One of these “feel-good stories” that Driscol wrote about was local musician Zack Brooks. Brooks is the not-so-former former punk kid with the wiry frame that you can see slinging coffee downtown, even through the pandemic. His brown hair, dyed at the bottom, is visually striking, especially when paired with his long, skinny beard. Put that on top of his snarky and quick sense of humor, he’s hard to forget. Over the summer, Zack and his band Little Graves spent some time in Traverse City’s Studio Anatomy, recording a new album.


“By the time COVID became an inescapable reality where we couldn’t pretend it wasn’t happening, the record was essentially done being written,” Brooks said of their next studio release. They’d written the songs in clusters, two or three at a time, since he’d joined the band in the summer of 2019. “We anticipated 2020 being our busiest year, and all we’ve done is make this record. We’re still doing things, we just had to change our goals’ timeline.”  


Brooks hopes that the album will come out in the next few months. Until then, he’ll keep working with not enough hours at his two coffee shop jobs and hope that he can get on underemployment again. Art may be beautiful, but it ain’t glamorous.


Nick Walsh, an artist in town who mostly chooses paint as his medium, understands that well. As the mind behind the Basement Art Shows that take place at Studio Anatomy, where Brooks has recorded and performed, Walsh has seen the effects of COVID. “Nobody was coming into the studio, there were no live shows, everything had to stop.”


He noticed what we all noticed: the livestreams popping up all around the world. People discovering how they can put on plays, concerts, or art shows, all from the safety of their own bubble. “The quality [of the livestreams] wasn’t the same as an edited version of whatever that thing was,” Walsh said. “So we just wanted to do a small setup, shot like a live performance, or at least as close to a live performance as possible.” The outcome was the 20/20 Live Performance Series. A beautiful capturing of live music not only from Northern Michigan, but all across the state, done safely.


“From a marketing standpoint, the strangers weren’t as connected as I would have hoped,” Walsh explained. He’s still working on how he can get his Basement Art Shows, now turned digital, as well as the concert series with Studio Anatomy, into more hands and in front of more eyes. “A lot of my close friends were engaged with it more so than the public.”


One group he could take a look at for inspiration is Mash-Up Rock & Roll Musical, a local theatre troupe that puts on original parody musicals, who is just starting work on releasing parody web content, all written by its founders, Lesley Tye and Tony Bero.

Through the pandemic, Bero and Tye were able to write and produce a unique live outdoor theatre/scavenger hunt experience, called “Scooby Doo-Wop,” where the attendees wouldn’t have to leave their cars; it sold out before the first show even went up in October.

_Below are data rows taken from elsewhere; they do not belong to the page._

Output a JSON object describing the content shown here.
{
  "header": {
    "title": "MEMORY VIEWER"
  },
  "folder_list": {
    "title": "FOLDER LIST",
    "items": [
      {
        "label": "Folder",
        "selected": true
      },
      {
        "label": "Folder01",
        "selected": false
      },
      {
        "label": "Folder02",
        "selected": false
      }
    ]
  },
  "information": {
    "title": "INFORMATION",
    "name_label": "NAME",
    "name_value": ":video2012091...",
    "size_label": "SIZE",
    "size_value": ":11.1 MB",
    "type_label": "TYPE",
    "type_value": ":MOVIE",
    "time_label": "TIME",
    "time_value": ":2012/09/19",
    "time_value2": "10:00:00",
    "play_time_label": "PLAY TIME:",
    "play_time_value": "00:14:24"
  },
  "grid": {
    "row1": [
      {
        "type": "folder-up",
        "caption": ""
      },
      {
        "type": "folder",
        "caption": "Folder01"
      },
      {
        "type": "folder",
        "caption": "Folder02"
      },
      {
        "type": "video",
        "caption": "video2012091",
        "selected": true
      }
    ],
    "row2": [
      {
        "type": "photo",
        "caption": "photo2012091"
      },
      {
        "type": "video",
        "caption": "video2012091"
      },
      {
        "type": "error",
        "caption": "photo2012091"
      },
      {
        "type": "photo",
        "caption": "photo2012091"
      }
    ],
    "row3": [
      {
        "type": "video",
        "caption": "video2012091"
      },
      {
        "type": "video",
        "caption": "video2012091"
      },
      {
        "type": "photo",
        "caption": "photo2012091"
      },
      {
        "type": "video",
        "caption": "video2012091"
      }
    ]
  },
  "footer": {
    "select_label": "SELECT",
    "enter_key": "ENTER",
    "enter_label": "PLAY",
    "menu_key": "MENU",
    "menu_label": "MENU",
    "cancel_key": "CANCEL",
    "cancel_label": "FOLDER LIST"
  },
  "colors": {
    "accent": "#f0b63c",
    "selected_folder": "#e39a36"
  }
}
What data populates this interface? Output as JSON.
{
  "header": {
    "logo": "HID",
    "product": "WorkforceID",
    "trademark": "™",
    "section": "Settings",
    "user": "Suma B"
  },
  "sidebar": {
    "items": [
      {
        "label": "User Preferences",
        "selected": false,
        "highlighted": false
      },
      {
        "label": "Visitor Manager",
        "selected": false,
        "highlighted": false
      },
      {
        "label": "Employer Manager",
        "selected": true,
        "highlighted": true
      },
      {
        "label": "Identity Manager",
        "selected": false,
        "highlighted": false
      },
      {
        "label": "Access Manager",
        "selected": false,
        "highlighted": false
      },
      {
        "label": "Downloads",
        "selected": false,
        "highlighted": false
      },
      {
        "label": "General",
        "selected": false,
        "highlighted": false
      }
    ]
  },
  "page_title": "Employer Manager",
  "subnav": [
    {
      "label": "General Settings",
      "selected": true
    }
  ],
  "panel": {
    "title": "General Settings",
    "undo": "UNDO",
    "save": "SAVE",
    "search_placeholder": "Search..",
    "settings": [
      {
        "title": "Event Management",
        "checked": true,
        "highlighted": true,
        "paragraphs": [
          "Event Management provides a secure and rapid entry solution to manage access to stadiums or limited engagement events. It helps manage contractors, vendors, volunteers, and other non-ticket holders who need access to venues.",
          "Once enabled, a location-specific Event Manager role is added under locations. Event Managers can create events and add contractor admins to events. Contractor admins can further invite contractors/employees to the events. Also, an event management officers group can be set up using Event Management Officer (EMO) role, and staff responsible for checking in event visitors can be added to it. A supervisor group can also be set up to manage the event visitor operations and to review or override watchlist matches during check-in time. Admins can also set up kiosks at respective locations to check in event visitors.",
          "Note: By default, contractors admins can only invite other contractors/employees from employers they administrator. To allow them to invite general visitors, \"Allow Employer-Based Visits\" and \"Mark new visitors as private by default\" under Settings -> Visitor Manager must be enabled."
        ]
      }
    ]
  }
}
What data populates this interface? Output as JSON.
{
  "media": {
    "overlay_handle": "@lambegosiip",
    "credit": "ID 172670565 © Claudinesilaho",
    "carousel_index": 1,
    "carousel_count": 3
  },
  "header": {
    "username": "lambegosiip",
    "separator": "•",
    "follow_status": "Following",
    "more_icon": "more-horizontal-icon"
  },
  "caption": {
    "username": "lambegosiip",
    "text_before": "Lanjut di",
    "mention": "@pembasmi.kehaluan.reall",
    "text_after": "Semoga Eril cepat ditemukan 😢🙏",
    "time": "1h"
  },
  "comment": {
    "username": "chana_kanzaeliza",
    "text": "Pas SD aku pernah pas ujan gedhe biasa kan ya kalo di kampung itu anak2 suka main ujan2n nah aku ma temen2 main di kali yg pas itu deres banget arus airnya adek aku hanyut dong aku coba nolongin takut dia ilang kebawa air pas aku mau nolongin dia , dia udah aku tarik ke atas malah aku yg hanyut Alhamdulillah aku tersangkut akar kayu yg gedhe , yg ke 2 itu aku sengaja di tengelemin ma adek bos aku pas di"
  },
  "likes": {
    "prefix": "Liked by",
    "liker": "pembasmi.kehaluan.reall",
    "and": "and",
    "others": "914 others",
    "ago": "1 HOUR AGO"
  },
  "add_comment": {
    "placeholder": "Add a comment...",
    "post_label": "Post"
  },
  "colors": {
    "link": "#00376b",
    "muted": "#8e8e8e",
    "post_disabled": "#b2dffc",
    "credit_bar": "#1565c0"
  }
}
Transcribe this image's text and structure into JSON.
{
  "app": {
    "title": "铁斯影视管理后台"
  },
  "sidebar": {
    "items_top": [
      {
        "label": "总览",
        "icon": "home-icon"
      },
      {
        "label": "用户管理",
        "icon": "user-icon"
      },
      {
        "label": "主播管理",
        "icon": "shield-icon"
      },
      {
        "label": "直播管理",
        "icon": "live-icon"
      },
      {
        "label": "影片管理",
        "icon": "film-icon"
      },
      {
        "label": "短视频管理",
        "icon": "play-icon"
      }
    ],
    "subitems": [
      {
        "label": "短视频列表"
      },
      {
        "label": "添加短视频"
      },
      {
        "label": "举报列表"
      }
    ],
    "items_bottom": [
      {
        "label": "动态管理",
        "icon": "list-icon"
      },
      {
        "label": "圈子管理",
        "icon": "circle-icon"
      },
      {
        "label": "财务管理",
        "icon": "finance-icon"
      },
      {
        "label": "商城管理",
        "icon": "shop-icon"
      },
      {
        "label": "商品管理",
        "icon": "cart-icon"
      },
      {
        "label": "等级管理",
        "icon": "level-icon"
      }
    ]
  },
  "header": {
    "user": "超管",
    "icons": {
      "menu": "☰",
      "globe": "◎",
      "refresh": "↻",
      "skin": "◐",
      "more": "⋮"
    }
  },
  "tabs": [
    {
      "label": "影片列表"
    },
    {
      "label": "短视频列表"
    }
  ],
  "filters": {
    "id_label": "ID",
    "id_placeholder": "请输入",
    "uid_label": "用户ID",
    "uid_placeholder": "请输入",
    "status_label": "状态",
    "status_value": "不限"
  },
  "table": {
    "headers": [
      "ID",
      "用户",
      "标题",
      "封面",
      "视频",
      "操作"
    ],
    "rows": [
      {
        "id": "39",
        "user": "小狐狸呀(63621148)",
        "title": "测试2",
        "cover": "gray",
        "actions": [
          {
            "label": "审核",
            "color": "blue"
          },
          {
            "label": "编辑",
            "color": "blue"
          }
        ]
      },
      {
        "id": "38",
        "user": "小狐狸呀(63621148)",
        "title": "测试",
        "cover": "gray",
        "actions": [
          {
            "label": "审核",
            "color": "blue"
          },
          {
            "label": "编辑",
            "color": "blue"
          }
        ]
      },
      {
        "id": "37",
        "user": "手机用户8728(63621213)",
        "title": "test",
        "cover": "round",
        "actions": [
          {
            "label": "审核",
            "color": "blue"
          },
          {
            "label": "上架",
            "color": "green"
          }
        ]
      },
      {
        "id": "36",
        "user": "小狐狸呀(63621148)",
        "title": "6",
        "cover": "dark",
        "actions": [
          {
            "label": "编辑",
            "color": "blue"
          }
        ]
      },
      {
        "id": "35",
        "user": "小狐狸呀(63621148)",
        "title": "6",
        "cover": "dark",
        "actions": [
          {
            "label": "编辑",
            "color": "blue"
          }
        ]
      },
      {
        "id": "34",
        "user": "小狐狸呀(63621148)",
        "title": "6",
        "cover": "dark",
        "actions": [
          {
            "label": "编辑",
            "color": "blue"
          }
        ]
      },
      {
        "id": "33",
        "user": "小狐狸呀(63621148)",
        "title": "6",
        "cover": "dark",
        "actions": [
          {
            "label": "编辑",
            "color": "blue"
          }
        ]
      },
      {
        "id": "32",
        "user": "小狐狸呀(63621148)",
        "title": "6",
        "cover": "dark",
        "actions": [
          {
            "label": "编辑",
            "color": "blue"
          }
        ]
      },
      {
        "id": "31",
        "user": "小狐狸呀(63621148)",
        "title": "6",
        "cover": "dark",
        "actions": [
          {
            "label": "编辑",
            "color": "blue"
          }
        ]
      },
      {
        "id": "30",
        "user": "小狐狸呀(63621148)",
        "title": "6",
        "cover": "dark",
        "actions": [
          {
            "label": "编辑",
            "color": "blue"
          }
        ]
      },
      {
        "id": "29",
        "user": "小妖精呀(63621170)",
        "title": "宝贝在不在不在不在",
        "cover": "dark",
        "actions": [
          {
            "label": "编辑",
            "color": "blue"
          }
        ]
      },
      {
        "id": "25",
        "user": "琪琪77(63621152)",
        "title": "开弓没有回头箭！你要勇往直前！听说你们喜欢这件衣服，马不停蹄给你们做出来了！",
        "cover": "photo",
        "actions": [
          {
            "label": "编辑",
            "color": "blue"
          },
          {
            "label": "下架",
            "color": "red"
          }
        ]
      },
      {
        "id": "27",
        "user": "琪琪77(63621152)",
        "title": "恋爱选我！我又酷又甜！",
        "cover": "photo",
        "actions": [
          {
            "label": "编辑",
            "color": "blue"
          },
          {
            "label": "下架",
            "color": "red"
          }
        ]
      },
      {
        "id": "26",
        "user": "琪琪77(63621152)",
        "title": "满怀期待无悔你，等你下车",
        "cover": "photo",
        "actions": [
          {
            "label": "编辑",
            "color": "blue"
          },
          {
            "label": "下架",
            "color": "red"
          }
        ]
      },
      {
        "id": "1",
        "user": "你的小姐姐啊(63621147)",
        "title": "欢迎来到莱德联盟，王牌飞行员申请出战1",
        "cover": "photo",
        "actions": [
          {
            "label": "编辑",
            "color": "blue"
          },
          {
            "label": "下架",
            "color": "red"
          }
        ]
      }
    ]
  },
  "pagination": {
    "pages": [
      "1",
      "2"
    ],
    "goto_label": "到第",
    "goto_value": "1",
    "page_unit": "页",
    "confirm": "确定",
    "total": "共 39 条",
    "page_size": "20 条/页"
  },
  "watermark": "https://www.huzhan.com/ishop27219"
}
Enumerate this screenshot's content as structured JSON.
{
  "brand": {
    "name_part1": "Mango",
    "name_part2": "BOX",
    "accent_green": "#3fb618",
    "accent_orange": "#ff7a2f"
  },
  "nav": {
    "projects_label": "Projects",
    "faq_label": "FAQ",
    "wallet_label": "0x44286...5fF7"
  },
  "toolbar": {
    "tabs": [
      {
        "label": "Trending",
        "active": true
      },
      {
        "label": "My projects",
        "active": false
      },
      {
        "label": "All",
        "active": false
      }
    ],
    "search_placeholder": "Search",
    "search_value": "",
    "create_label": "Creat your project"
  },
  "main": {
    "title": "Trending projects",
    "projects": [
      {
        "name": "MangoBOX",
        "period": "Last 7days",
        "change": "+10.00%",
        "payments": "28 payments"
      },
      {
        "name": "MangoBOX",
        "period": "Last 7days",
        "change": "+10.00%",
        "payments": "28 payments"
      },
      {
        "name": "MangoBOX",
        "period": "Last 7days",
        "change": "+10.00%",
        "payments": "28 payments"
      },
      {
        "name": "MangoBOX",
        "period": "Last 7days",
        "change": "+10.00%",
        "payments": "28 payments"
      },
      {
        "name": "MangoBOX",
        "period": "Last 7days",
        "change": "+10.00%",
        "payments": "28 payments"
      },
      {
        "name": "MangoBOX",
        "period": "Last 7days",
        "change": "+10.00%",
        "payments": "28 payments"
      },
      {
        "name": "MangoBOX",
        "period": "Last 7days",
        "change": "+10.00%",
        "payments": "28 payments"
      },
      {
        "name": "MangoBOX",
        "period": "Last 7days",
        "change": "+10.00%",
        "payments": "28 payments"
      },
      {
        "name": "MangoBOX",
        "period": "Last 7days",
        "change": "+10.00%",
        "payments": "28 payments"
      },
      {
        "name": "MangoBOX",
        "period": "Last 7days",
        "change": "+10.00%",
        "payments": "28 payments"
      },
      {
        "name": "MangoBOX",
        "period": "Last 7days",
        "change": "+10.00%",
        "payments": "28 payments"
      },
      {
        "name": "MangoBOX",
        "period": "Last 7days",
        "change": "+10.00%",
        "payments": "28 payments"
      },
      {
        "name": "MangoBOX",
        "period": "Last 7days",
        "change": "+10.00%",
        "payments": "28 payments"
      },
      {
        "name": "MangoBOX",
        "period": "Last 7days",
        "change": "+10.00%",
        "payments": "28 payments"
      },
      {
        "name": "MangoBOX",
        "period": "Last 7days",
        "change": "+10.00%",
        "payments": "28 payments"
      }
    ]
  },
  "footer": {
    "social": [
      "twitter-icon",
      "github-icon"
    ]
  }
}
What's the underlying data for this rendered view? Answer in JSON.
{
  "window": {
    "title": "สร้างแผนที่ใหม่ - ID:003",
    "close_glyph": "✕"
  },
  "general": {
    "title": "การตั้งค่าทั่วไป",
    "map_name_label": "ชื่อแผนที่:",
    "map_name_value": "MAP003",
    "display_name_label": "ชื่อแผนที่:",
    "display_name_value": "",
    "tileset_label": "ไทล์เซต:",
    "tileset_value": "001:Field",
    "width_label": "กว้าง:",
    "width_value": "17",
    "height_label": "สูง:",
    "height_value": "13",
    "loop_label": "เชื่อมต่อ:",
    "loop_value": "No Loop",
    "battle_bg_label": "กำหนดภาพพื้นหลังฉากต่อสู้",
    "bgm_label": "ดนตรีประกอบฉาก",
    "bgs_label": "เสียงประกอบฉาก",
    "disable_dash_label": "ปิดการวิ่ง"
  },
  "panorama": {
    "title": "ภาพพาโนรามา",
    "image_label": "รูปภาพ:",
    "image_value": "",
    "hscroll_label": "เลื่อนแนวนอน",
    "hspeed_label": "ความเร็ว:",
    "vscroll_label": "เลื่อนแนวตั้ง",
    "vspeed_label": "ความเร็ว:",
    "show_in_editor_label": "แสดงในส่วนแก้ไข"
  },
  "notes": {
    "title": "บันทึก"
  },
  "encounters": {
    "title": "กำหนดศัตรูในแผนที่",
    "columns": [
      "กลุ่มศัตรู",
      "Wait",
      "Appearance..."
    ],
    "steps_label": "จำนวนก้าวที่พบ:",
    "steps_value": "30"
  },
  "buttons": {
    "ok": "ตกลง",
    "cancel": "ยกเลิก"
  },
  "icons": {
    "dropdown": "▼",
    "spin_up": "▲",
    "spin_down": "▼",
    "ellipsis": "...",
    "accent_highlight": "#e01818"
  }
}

“The hardest part was the uncertainty of whether or not it would work,” Tye said. “It was so different from anything else we did; the technical aspect, the weather, it was just so many variables.

With Bero having to compose and record some tracks within a tight time-frame, he found struggle with the confines of COVID. “Having to do it all distanced and safely required an intractable level of scheduling,” he said. “Recording at a new studio for me, at the time, and working with people who have never recorded before.”


“However it was sort of the best thing too,” Lesley remarked. “It forced us to do things that we’ve never done before. That’s what art should do for anybody. It should make you have to do something you’ve never done before, with the people that rise to the challenge to do it.”